周复看完资料,也是一阵叹息,对于罗天,他有些印象,在上学时,大抵很多人都听过此人,因为正面的事迹太过显眼,那时的新闻、报纸都常提起,想不知道也难,但那次政府清洗过后,过段时间又是青龙帮覆灭,多数人只知其一,不知其二。

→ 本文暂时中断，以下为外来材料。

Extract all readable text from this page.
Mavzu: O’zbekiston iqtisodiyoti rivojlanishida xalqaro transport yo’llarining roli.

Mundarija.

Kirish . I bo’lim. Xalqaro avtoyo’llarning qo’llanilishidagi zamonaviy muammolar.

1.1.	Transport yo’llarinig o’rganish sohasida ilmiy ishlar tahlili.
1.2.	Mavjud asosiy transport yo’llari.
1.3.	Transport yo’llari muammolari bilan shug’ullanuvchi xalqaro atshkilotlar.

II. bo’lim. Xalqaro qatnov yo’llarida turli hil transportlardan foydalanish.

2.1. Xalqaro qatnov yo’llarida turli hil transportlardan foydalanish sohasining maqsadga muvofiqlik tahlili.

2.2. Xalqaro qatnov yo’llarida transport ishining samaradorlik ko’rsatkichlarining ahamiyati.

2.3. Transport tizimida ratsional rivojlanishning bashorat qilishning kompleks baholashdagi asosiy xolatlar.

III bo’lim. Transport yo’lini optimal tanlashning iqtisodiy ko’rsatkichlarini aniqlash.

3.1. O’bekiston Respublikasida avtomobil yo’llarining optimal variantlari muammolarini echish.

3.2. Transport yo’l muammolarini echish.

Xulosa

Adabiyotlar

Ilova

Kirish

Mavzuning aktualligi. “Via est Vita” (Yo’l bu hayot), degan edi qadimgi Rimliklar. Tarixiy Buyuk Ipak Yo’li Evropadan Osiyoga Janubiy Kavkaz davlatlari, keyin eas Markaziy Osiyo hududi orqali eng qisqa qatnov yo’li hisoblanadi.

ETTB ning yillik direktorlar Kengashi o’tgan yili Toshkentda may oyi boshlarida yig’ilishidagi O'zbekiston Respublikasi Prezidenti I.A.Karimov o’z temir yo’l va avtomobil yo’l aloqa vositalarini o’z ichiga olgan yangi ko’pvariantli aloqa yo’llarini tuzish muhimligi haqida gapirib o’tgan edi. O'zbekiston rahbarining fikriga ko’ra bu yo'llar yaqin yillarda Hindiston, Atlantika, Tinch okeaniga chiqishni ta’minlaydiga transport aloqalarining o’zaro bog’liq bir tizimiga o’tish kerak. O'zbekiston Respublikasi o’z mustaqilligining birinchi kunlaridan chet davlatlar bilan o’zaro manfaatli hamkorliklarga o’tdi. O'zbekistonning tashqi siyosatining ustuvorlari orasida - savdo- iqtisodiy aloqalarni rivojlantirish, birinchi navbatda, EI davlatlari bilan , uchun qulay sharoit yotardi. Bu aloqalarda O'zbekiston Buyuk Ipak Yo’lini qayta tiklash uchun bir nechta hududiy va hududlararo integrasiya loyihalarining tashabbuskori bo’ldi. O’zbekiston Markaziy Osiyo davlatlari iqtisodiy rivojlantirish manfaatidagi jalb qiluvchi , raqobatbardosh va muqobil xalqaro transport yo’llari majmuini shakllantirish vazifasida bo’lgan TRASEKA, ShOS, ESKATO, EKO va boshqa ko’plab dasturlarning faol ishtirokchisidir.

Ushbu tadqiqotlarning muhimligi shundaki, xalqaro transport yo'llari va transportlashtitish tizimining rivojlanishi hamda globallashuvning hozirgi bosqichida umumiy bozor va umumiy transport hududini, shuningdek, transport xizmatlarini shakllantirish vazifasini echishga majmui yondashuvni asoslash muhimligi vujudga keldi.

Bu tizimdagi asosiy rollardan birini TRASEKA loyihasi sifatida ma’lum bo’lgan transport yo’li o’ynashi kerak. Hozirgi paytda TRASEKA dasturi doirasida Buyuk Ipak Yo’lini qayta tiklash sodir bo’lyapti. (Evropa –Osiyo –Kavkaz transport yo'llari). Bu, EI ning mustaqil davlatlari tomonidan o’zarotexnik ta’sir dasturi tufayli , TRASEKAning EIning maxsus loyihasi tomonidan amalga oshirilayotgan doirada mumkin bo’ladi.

当初罗天入獄时,还有很多人聚众闹事。弄得满城风雨。曾怀疑罗天的人,也看不明白谁对谁错,而今这些资料说明了,当时的罗天,不是不杀,而是不能杀。
田三道:“现在罗浩被废了,罗天不会就此作罢,我已经把在其它地区的人手调了回来,这一仗,必须全力以赴,我也想看,这只青龙,究竟有多大。
周复道:“你也小心,现在你也摆在明面上来了,他们第一个会找你”。
就在周复和田三谈论青龙帮时,青龙老大宋涛正坐在一处大厅的主位上,前方是两排座位,坐满了十多人,一言不发地等着宋涛说话。
宋涛两手扶着椅扶手,缓缓地靠在椅背上后,心不在焉地说道:“大家都听说了最近发生的事了,罗天的要求是不择手段”。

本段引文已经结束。